References1. Hieronymus et al. Do side effects of antidepressants impact efficacy estimates based on the Hamilton Depression Rating Scale? A pooled patient-level analysis. Transl Psychiatry. 2021;11:249.
2. Hieronymus et al. The response pattern to SSRIs as assessed by the Montgomery-Åsberg Depression Rating Scale: a patient-level meta-analysis. World Psychiatry. 2022;21:472-473.

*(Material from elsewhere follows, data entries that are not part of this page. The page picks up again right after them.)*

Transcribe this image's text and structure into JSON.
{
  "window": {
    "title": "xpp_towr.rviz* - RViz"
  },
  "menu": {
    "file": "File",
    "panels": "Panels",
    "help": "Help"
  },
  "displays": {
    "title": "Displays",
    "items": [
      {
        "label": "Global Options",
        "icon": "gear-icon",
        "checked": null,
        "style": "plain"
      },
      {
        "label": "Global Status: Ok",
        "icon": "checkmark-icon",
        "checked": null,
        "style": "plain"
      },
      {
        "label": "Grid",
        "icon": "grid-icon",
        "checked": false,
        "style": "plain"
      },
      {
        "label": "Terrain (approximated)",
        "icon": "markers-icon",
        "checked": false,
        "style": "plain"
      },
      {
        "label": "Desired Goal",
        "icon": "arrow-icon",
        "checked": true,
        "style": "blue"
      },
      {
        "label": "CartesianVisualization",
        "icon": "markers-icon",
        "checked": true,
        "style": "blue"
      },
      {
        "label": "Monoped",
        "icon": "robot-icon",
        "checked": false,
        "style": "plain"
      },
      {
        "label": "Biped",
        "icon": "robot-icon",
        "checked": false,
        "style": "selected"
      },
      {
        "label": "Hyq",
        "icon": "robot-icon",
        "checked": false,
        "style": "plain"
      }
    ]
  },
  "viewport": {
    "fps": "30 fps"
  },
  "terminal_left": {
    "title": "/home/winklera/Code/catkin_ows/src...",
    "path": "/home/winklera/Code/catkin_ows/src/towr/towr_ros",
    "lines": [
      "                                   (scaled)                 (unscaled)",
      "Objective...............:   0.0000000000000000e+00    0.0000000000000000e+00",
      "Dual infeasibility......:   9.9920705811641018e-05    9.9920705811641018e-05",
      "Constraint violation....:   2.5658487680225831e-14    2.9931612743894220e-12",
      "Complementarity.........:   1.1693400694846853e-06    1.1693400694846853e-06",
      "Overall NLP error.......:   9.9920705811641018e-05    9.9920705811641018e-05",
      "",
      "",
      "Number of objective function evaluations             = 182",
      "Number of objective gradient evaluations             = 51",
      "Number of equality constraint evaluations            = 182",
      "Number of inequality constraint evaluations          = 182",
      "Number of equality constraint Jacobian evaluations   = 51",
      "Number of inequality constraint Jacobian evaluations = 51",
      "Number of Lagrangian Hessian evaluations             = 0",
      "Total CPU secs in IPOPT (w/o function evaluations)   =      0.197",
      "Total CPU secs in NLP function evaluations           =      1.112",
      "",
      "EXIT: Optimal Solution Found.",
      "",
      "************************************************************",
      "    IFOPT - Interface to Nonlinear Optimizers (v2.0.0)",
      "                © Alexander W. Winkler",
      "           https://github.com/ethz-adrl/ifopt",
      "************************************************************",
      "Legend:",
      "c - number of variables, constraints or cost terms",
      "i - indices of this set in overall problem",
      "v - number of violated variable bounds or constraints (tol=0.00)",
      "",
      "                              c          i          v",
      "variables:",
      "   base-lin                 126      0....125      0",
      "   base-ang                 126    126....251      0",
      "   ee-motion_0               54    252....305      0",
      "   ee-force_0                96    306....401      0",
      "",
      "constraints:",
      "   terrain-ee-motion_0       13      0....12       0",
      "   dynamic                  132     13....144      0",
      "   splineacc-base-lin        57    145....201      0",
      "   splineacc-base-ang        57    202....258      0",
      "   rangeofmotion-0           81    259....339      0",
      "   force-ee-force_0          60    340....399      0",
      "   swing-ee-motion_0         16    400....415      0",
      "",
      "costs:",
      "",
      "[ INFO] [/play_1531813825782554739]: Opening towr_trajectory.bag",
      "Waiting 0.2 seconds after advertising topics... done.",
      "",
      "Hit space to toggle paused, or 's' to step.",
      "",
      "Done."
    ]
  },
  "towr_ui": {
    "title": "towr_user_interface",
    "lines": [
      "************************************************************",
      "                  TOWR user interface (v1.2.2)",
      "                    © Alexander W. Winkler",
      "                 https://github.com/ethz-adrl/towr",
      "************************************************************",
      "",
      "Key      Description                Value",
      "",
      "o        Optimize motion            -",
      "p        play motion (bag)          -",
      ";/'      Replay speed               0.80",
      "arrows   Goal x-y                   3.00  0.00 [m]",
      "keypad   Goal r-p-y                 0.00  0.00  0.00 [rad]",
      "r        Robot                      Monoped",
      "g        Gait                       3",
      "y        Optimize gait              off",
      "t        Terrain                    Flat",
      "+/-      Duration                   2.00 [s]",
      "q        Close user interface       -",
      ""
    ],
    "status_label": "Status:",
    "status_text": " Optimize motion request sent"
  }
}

Disclosure of InterestS. D. Østergaard Shareolder of: SDØ owns/has owned units of mutual funds with stock tickers DKIGI, IAIMWC, SPIC25KL and WEKAFKI, and has owned units of exchange traded funds with stock tickers BATE, TRET, QDV5, QDVH, QDVE, SADM, IQQH, USPY, EXH2, 2B76 and EUNL., Grant / Research support from: SDØ is supported by grants from the Novo Nordisk Foundation (grant number: NNF20SA0062874), the Lundbeck Foundation (grant numbers: R358-2020-2341 and R344-2020-1073), the Danish Cancer Society (grant number: R283-A16461), the Central Denmark Region Fund for Strengthening of Health Science (grant number: 1-36-72-4-20), the Danish Agency for Digitisation Investment Fund for New Technologies (grant number 2020-6720) and Independent Research Fund Denmark (grant numbers: 7016-00048B and 2096-00055A).